Early indications points to positive effects of the California program on families and the labor market. Because more workers are taking leaves, the program has been at least somewhat successful in allowing new parents to spend additional time with their children. In addition, the availability of paid leave appears to modestly increase the likelihood that working mothers in California will be on the job nine or more months after the births of their children – and there are some indications that working new mothers are earning higher wages. This makes sense, because paid leave programs are designed to allow working mothers to spend time at home with new infants without having to quit the jobs they previously held. New mothers retain productive skills linked to their current employers and thus tend to avoid prolonged future joblessness.
It is too soon to tell whether California mothers who take advantage of new rights to short paid family leaves will also reap long-term advantages in the labor market – better jobs and higher pay in the future. Long-term health benefits for children and families also remain to be seen. Leave use for new fathers is more limited in California (and other states), so we would not expect to see much impact on their labor market situations in the data available so far.
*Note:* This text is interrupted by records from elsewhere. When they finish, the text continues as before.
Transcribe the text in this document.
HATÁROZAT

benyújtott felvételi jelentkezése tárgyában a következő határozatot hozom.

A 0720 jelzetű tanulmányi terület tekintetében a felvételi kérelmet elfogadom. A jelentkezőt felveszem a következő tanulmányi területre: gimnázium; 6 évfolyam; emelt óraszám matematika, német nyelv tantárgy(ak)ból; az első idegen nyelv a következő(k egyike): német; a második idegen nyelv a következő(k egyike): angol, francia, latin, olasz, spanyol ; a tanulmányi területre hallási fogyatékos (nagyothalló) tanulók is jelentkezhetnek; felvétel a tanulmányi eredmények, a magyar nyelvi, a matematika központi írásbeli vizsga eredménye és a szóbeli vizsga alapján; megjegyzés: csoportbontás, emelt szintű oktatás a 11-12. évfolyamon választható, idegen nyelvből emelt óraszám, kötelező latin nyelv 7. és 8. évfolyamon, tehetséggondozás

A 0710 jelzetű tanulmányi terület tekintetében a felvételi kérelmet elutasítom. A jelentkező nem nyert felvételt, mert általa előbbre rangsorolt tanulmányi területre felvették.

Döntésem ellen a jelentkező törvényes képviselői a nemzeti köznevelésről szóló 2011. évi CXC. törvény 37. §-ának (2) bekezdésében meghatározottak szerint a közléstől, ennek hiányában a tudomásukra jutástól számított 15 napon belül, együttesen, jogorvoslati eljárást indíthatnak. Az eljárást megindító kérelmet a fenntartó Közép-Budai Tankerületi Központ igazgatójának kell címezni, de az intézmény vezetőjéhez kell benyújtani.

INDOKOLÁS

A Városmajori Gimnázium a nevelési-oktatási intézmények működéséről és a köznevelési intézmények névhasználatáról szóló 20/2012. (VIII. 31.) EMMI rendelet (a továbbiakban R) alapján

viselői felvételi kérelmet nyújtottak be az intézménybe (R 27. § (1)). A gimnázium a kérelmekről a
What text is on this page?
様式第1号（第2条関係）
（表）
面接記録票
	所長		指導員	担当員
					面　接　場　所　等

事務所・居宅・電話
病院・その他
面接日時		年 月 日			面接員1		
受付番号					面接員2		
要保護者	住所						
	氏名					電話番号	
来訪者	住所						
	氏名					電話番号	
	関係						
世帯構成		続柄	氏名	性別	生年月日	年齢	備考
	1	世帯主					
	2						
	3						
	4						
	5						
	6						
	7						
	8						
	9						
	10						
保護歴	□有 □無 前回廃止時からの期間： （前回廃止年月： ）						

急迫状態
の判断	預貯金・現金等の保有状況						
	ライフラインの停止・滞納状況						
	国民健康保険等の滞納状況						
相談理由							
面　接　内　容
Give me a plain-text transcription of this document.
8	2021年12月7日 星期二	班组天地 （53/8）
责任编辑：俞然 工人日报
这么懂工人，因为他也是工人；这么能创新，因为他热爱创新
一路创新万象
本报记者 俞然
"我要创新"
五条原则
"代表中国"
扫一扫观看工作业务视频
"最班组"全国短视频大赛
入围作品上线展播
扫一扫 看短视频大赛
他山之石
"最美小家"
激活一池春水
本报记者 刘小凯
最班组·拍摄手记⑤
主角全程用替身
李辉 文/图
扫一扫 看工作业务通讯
Lessons for Other State and National Leave Policies
California’s experiences with paid leave offer largely positive lessons to other states contemplating their own legislation and to proponents of nationwide paid leave. In the Golden State, worker rights to take modest amounts of paid leave have increased opportunities for both mothers and fathers to spend time at home with new infants. Despite concerns expressed prior to enactment, the program has been mostly a “non-event” for businesses. A large majority of California employers say in surveys that the leave law has had either no impact or a positive effect on their operations.
The California law is well designed compared to the unpaid and limited U.S. Family and Medical Leave Act. In California, leave pay is available, and almost all private sector employees are eligible. Specifically, coverage extends to those working for small employers. California’s law replaces a reasonably high proportion of normal earnings when workers take leave, but also requires an employee “contribution,” in that not all wages are replaced during the leave. The relatively modest duration of the paid leave also limits the problems that might occur with a more expansive program, but does not preclude future extensions of leave durations.
In many ways, the California program provides a useful framework for future laws. In my view, new state laws or a nationwide program should include the following elements: widely available leave rights that include parents working for small employers; leave durations for both women and men falling somewhere between six and 14 weeks, as in California, New Jersey, and Rhode Island; and wage replacement somewhere between California’s 55 percent and New Jersey’s 66 percent, applicable up to relatively high wage and salary levels. Issues of administration and financing also need consideration as new laws are enacted. On the full range of issues, every new jurisdiction has much to learn from California’s experiences.